One constant danger of coding is accidentally running commands on a production box that were intended for a test box. Doug Barth tackled the issue and defined command prompts that are customized based on the environment a programmer is coding in. There are three styles: Development, Staging, and Production. The styles are color-coded for each environment (green = development, yellow = staging, red = production), and a unique prefix is applied for programmers who don’t have color support in their terminal. For the root user, the prompt is underlined as an extra warning since they have access to break even more stuff. As a bonus, the title bar also shows the prefix so the programmer can easily spot the production tab he or she left open.
Having distinct prompts for each set of servers will help PagerDuty programmers keep their code straight and prevent a lot of headaches. Thanks, Doug, for a truly useful hack.
At PagerDuty, we rely heavily on a fleet of MiFi portable Wifi hotspots to provide connectivity to our on-call engineers while they’re on the road. Unfortunately, the battery life on these devices is pretty terrible, which creates some rather untimely obstacles. Since most of the engineers sit right next to their MiFis while using them, Evan Gilman developed some code to reduce the signal length of the MiFi to increase the device’s battery life. The code modifies the transmit power of the wireless card inside the MiFi, reducing it by an arbitrary amount.

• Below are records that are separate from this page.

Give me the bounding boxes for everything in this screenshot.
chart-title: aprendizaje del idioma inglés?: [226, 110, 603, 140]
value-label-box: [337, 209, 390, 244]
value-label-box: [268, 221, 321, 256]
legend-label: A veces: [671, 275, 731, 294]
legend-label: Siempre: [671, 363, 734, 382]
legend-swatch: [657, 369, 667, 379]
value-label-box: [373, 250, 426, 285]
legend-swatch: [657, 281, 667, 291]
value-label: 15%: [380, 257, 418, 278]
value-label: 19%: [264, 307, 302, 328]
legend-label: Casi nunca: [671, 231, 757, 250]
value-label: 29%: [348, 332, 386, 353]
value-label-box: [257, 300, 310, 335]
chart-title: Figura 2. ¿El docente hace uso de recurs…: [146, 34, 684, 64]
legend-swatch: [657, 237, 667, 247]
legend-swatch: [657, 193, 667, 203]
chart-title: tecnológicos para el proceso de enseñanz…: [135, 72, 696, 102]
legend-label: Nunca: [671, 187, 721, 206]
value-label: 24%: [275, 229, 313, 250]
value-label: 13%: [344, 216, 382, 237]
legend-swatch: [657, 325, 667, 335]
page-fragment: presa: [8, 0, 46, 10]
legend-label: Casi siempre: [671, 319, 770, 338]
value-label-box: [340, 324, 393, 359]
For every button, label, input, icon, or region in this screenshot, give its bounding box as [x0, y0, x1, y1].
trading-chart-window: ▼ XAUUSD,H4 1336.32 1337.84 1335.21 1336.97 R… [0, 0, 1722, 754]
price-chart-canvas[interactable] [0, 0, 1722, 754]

In his testing, Evan was able to achieve nearly twice the battery life, ensuring that a fully-charged MiFi will live past the 8-hour mark under constant moderate use. With this, we have hope that the days of searching for an outlet in the midst of a crisis are behind us.
The code isn’t suitable for public release yet, but Evan plans to package it into a gem once it gets polished a bit.
Ian Enders developed a web app that lets everyone at PagerDuty submit their categories for Hack Day and then place their votes. We used to vote on a white board, but this didn’t work very well with remote teams (we have a new office in Toronto). Yeah, it’s pretty meta.